Les mouvements in du fantastique contemporain (slasher cynique, comédie potache ou expérience psycho-sensorielle à la Kurosawa) avaient presque fini par nous persuader qu’il n’était plus possible de réaliser un film d’épouvante frontal, simple, efficace, non plus hors ou autour du genre mais en son coeur, dans sa sève, là où l’effet et la croyance supplanteraient toute notion de code et de motif, de réflexion ou de travestissement. Il n’est pas dit que Dark water impose quoi que ce soit de neuf au genre, non plus que Nakata soit un auteur au sens littéral. Oui mais voilà : très peu de films étaient parvenus, depuis Hypnose de David Koepp, à réactiver avec autant d’assurance et de maîtrise la certitude qu’un genre ne se porte jamais aussi bien que lorsqu’il travaille de lui-même, sur lui-même, affranchi de toute ambition de débordement de ses limites. En un mot : lorsqu’il se contente de travailler sur ses terres.
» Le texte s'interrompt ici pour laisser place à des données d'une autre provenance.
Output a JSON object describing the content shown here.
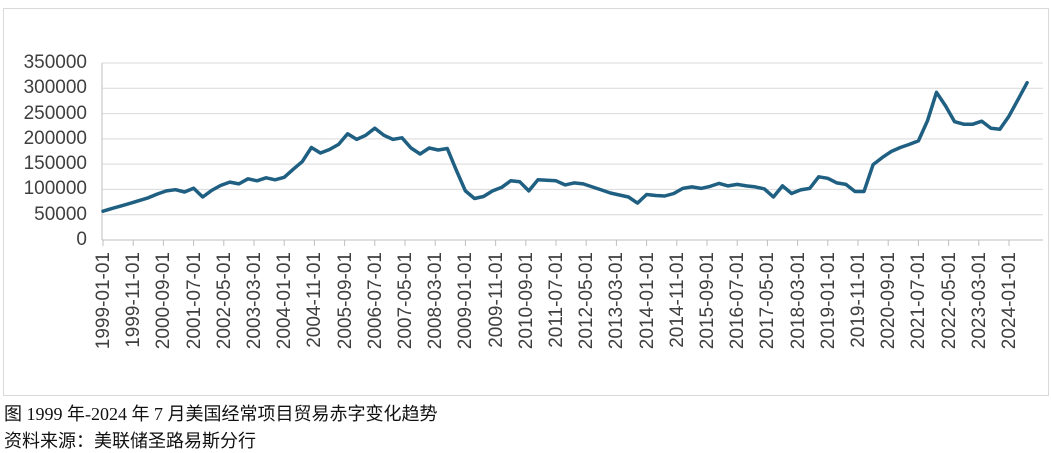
{
  "chart_data": {
    "type": "line",
    "title": "",
    "xlabel": "",
    "ylabel": "",
    "legend": "none",
    "grid": true,
    "line_color": "#1f5f82",
    "ylim": [
      0,
      350000
    ],
    "y_tick_step": 50000,
    "y_tick_labels": [
      "0",
      "50000",
      "100000",
      "150000",
      "200000",
      "250000",
      "300000",
      "350000"
    ],
    "x_tick_labels": [
      "1999-01-01",
      "1999-11-01",
      "2000-09-01",
      "2001-07-01",
      "2002-05-01",
      "2003-03-01",
      "2004-01-01",
      "2004-11-01",
      "2005-09-01",
      "2006-07-01",
      "2007-05-01",
      "2008-03-01",
      "2009-01-01",
      "2009-11-01",
      "2010-09-01",
      "2011-07-01",
      "2012-05-01",
      "2013-03-01",
      "2014-01-01",
      "2014-11-01",
      "2015-09-01",
      "2016-07-01",
      "2017-05-01",
      "2018-03-01",
      "2019-01-01",
      "2019-11-01",
      "2020-09-01",
      "2021-07-01",
      "2022-05-01",
      "2023-03-01",
      "2024-01-01"
    ],
    "x_start": "1999-01-01",
    "x_end": "2024-07-01",
    "x_step_months": 3,
    "x": [
      "1999-01-01",
      "1999-04-01",
      "1999-07-01",
      "1999-10-01",
      "2000-01-01",
      "2000-04-01",
      "2000-07-01",
      "2000-10-01",
      "2001-01-01",
      "2001-04-01",
      "2001-07-01",
      "2001-10-01",
      "2002-01-01",
      "2002-04-01",
      "2002-07-01",
      "2002-10-01",
      "2003-01-01",
      "2003-04-01",
      "2003-07-01",
      "2003-10-01",
      "2004-01-01",
      "2004-04-01",
      "2004-07-01",
      "2004-10-01",
      "2005-01-01",
      "2005-04-01",
      "2005-07-01",
      "2005-10-01",
      "2006-01-01",
      "2006-04-01",
      "2006-07-01",
      "2006-10-01",
      "2007-01-01",
      "2007-04-01",
      "2007-07-01",
      "2007-10-01",
      "2008-01-01",
      "2008-04-01",
      "2008-07-01",
      "2008-10-01",
      "2009-01-01",
      "2009-04-01",
      "2009-07-01",
      "2009-10-01",
      "2010-01-01",
      "2010-04-01",
      "2010-07-01",
      "2010-10-01",
      "2011-01-01",
      "2011-04-01",
      "2011-07-01",
      "2011-10-01",
      "2012-01-01",
      "2012-04-01",
      "2012-07-01",
      "2012-10-01",
      "2013-01-01",
      "2013-04-01",
      "2013-07-01",
      "2013-10-01",
      "2014-01-01",
      "2014-04-01",
      "2014-07-01",
      "2014-10-01",
      "2015-01-01",
      "2015-04-01",
      "2015-07-01",
      "2015-10-01",
      "2016-01-01",
      "2016-04-01",
      "2016-07-01",
      "2016-10-01",
      "2017-01-01",
      "2017-04-01",
      "2017-07-01",
      "2017-10-01",
      "2018-01-01",
      "2018-04-01",
      "2018-07-01",
      "2018-10-01",
      "2019-01-01",
      "2019-04-01",
      "2019-07-01",
      "2019-10-01",
      "2020-01-01",
      "2020-04-01",
      "2020-07-01",
      "2020-10-01",
      "2021-01-01",
      "2021-04-01",
      "2021-07-01",
      "2021-10-01",
      "2022-01-01",
      "2022-04-01",
      "2022-07-01",
      "2022-10-01",
      "2023-01-01",
      "2023-04-01",
      "2023-07-01",
      "2023-10-01",
      "2024-01-01",
      "2024-04-01",
      "2024-07-01"
    ],
    "values": [
      57000,
      62500,
      67500,
      72500,
      78000,
      83500,
      91000,
      97000,
      99500,
      95000,
      102500,
      85000,
      98000,
      108000,
      114500,
      111000,
      121000,
      117000,
      123000,
      119000,
      124000,
      140000,
      155000,
      183000,
      172000,
      179000,
      189000,
      210000,
      199000,
      207000,
      221000,
      207000,
      199000,
      202000,
      182000,
      170000,
      182000,
      178000,
      181000,
      138000,
      97000,
      82000,
      86000,
      97000,
      104000,
      117000,
      115000,
      97000,
      119000,
      118000,
      117000,
      109000,
      113000,
      111000,
      105000,
      99000,
      93000,
      89000,
      85000,
      73000,
      90000,
      88000,
      87000,
      92000,
      102000,
      105000,
      102000,
      106000,
      112000,
      107000,
      110000,
      107000,
      105000,
      101000,
      85000,
      107000,
      92000,
      99000,
      102000,
      125000,
      122000,
      113000,
      110000,
      96000,
      96000,
      149000,
      163000,
      175000,
      183000,
      189000,
      196000,
      236000,
      292000,
      265000,
      234000,
      229000,
      229000,
      235000,
      221000,
      219000,
      245000,
      278000,
      311000
    ]
  },
  "colors": {
    "line": "#1f5f82",
    "gridline": "#d9d9d9",
    "axis": "#bfbfbf",
    "tick_label": "#3f3f3f",
    "border": "#d9d9d9"
  },
  "caption": {
    "line1": "图 1999 年-2024 年 7 月美国经常项目贸易赤字变化趋势",
    "line2": "资料来源：美联储圣路易斯分行"
  }
}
Avec Ring et sa séquelle, Nakata imposait un talent hors normes pour mettre en place une atmosphère de beauté délétère à partir de dispositifs très arty (effets de slow burn, implacable sens du cadre, pièges visuels en forme de toiles d’araignée sorties d’un rêve de designer appliqué), mais un scénario au bord de la puérilité montrait simultanément les limites d’un cinéma engoncé dans la vague adolescente post-Scream. Avec Dark water, le terrain se déblaie, le scénario s’épure, le travail de Nakata se radicalise. Intrigue minimale (une mère divorcée tente de conserver la garde de sa fillette), effets simplifiés à l’extrême (une sorte de manifeste exponentiel du slow burn), décors oppressants (un appartement niché au cœur d’un immeuble sombre et désaffecté). Après quelques minutes d’exposition, la tension monte, très vite, pour ne plus lâcher le moindre plan. Tout le film s’emploie à resserrer ses compartiments et à effacer toute trace d’extériorité pour ouvrir sur un espace clos, faussement ouaté, toujours au bord de la rupture et de l’effondrement. La réussite de Dark water tient dans sa façon de se contenter d’une équation simple (absence du père = apparition des fantômes et montée des eaux) pour tirer de ce champ ultra-réduit non un minimum syndical -la base de tout produit calibré- mais une sorte de labyrinthe de sensations renouvelables à l’infini.

Dark water ressemble à un conte de fées dont le loup serait absent, où seule la solitude de lieux sortis d’un vénéneux cauchemar suffiraient à créer la matière de l’envoûtement. La terreur quasiment insoutenable provoquée par certaines séquences vient moins d’une menace extérieure (le fantôme ici n’est plus qu’une projection, une vision intermittente, son origine importe peu) que de l’indissoluble étrangeté provoquée par une situation déréglée, indécise, en attente (la résolution de l’acte de divorce qui ne vient pas). Nakata enchaîne les effets de lenteur, de suspension et de dilatation avec une telle maestria que toute impression de douceur devient chez lui prétexte à la mise en tension du spectateur, entre faux apaisement et inlassable montée de l’angoisse. On songe beaucoup ici à La Maison du diable de Robert Wise. De l’un à l’autre, la même capacité d’enchantement et de terreur, d’envoûtement et de magie, le même espoir renouvelé en un cinéma de la pure croyance.